Lowdown on the law
Inuit trying to understand justice system
by Jeff Colbourne
RANKIN INLET (Mar 19/97) - Criminal law, arrests, court proceedings and jailing have many Inuit scratching their heads in the Kivalliq.
So, elders and justice committee officers from across the Keewatin met in Rankin Inlet last week to debate, ask questions and to try and make sense of just what "justice" is.
"It's very stressful for individuals who have lost their loved ones to the jail system," said Manitok Thompson (left), Minister of Municipal and Community Affairs.
She was on hand for the first day of the meeting.
"It's hard not knowing how the system works," she said.
Participants from each of the communities represented at the meeting shared Thompson's sentiments.

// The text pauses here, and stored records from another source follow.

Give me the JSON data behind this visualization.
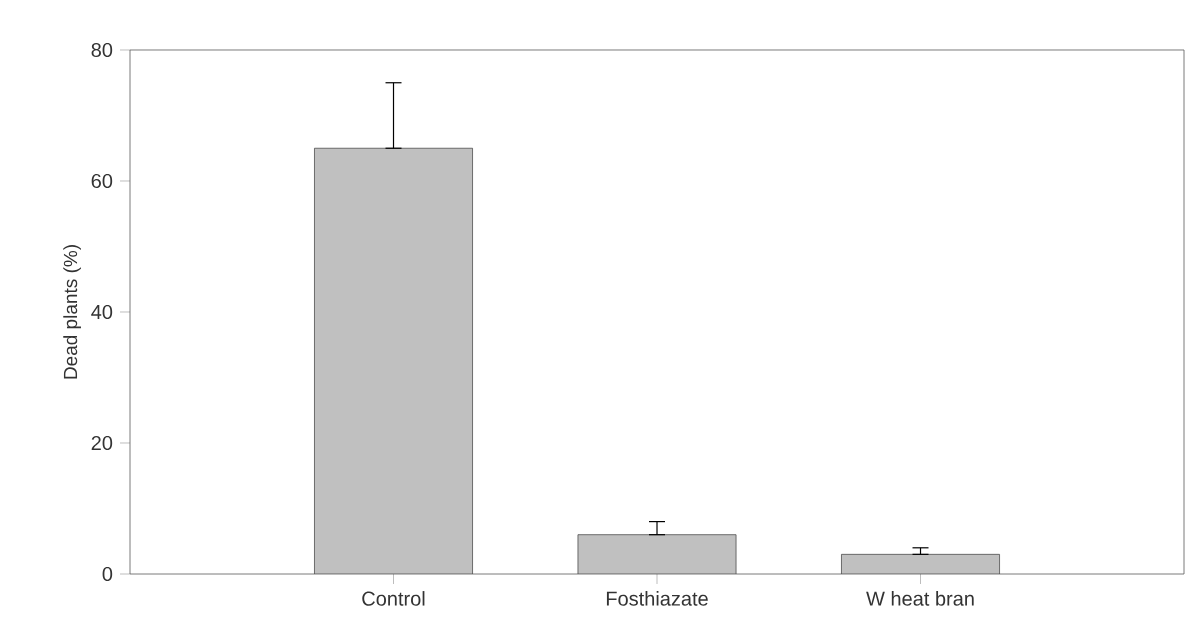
{
  "chart_data": {
    "type": "bar",
    "ylabel": "Dead plants (%)",
    "categories": [
      "Control",
      "Fosthiazate",
      "W heat bran"
    ],
    "values": [
      65,
      6,
      3
    ],
    "errors": [
      [
        65,
        75
      ],
      [
        6,
        8
      ],
      [
        3,
        4
      ]
    ],
    "color": "#c0c0c0",
    "ylim": [
      0,
      80
    ],
    "yticks": [
      0,
      20,
      40,
      60,
      80
    ]
  }
}
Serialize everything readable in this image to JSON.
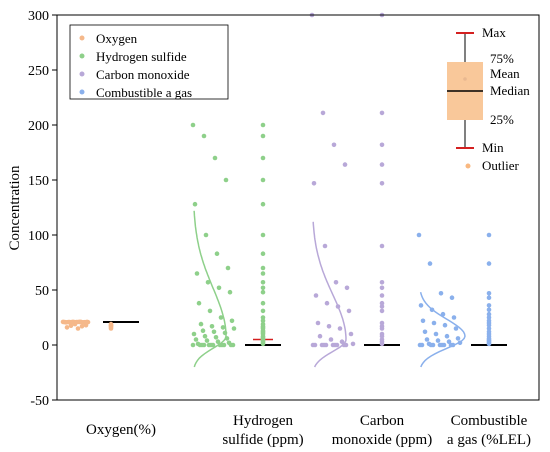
{
  "chart_data": {
    "type": "scatter",
    "ylabel": "Concentration",
    "ylim": [
      -50,
      300
    ],
    "yticks": [
      -50,
      0,
      50,
      100,
      150,
      200,
      250,
      300
    ],
    "categories": [
      "Oxygen(%)",
      "Hydrogen\nsulfide (ppm)",
      "Carbon\nmonoxide (ppm)",
      "Combustible\na gas (%LEL)"
    ],
    "series": [
      {
        "name": "Oxygen",
        "color": "#f5b88a",
        "points": [
          21,
          20.9,
          20.8,
          20.7,
          21,
          20.6,
          20.9,
          20.8,
          21,
          20.5,
          20.9,
          21,
          20.8,
          20.7,
          21,
          20.9,
          20.6,
          20.8,
          21,
          20.9,
          19,
          18,
          17.5,
          17,
          16,
          15
        ],
        "box": {
          "min": 20.9,
          "q1": 20.9,
          "median": 20.9,
          "q3": 20.9,
          "max": 20.9,
          "mean": 20.9
        },
        "outliers": [
          19,
          18,
          17.5,
          17,
          16,
          15
        ]
      },
      {
        "name": "Hydrogen sulfide",
        "color": "#8ed08a",
        "points": [
          200,
          190,
          170,
          150,
          128,
          100,
          83,
          70,
          65,
          57,
          52,
          48,
          38,
          31,
          25,
          22,
          19,
          17,
          16,
          15,
          13,
          12,
          11,
          10,
          8,
          7,
          6,
          5,
          4,
          3,
          2,
          1,
          0,
          0,
          0,
          0,
          0,
          0,
          0,
          0,
          0,
          0,
          0,
          0
        ],
        "box": {
          "min": 0,
          "q1": 0,
          "median": 0,
          "q3": 0,
          "max": 0,
          "mean": 5
        },
        "outliers": [
          200,
          190,
          170,
          150,
          128,
          100,
          83,
          70,
          65,
          57,
          52,
          48,
          38,
          31,
          25,
          22,
          19,
          17,
          16,
          15,
          13,
          12,
          11,
          10,
          8,
          7,
          6,
          5,
          4,
          3,
          2,
          1
        ]
      },
      {
        "name": "Carbon monoxide",
        "color": "#b8a8d8",
        "points": [
          300,
          211,
          182,
          164,
          147,
          90,
          57,
          52,
          45,
          38,
          35,
          31,
          20,
          17,
          15,
          10,
          8,
          5,
          3,
          1,
          0,
          0,
          0,
          0,
          0,
          0,
          0,
          0,
          0,
          0
        ],
        "box": {
          "min": 0,
          "q1": 0,
          "median": 0,
          "q3": 0,
          "max": 0,
          "mean": 0
        },
        "outliers": [
          300,
          211,
          182,
          164,
          147,
          90,
          57,
          52,
          45,
          38,
          35,
          31,
          20,
          17,
          15,
          10,
          8,
          5,
          3,
          1
        ]
      },
      {
        "name": "Combustible a gas",
        "color": "#8ab0ec",
        "points": [
          100,
          74,
          47,
          43,
          36,
          32,
          28,
          25,
          22,
          20,
          18,
          15,
          12,
          10,
          8,
          6,
          5,
          4,
          3,
          2,
          1,
          0,
          0,
          0,
          0,
          0,
          0,
          0,
          0,
          0
        ],
        "box": {
          "min": 0,
          "q1": 0,
          "median": 0,
          "q3": 0,
          "max": 0,
          "mean": 0
        },
        "outliers": [
          100,
          74,
          47,
          43,
          36,
          32,
          28,
          25,
          22,
          20,
          18,
          15,
          12,
          10,
          8,
          6,
          5,
          4,
          3,
          2,
          1
        ]
      }
    ],
    "key": {
      "labels": [
        "Max",
        "75%",
        "Mean",
        "Median",
        "25%",
        "Min",
        "Outlier"
      ],
      "box_color": "#f9c89a",
      "whisker_color": "#d42020"
    },
    "grid": false,
    "legend_position": "top-left"
  }
}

Some members, who speak only Inuktitut, shared deep, personal experiences of having sons who were caught up in the legal system.
They said they felt helpless as they sat back and imagined why police were hauling their sons away and where they were going.
"If there were more information, Inuit would have a better understanding," said Joe Issaluk, a spokesperson for Chesterfield Inlet's hamlet council.
Besides not having enough information about justice, some participants also complained about the lack of proper counselling in their communities.
They said there should be more Inuit counsellors who can speak and understand the language, making it easier for people to come forward and speak comfortably about their problems.
A young woman at the meeting said she wished there was someone there for her when she had problems as a young girl.
Letting the tears go, she openly described her personal battle with sexual abuse 15 years ago when a grown man forced himself on her, fondling her body.
"To this day I'm still angry at this man," she said, wiping away her tears. "He doesn't know how much he ruined my life."
Rankin Inlet justice committee member, Mariano Aupilardjuk said counselling services and other forms of help have to be made available to both the victim and the accused.
He also said it's necessary, as a justice committee, to find out what is causing the sexual abuse, to prevent it from happening.
"I feel that if a man is left at home when the woman is out gambling for many nights, he starts to turn to other means," he said.
"This might be one of the causes of sexual abuse."
By the end of the three-day workshop, justice committee chair, Cathy Towtongie said she will review all of the information gathered and make recommendations for justice committees to pursue in the future.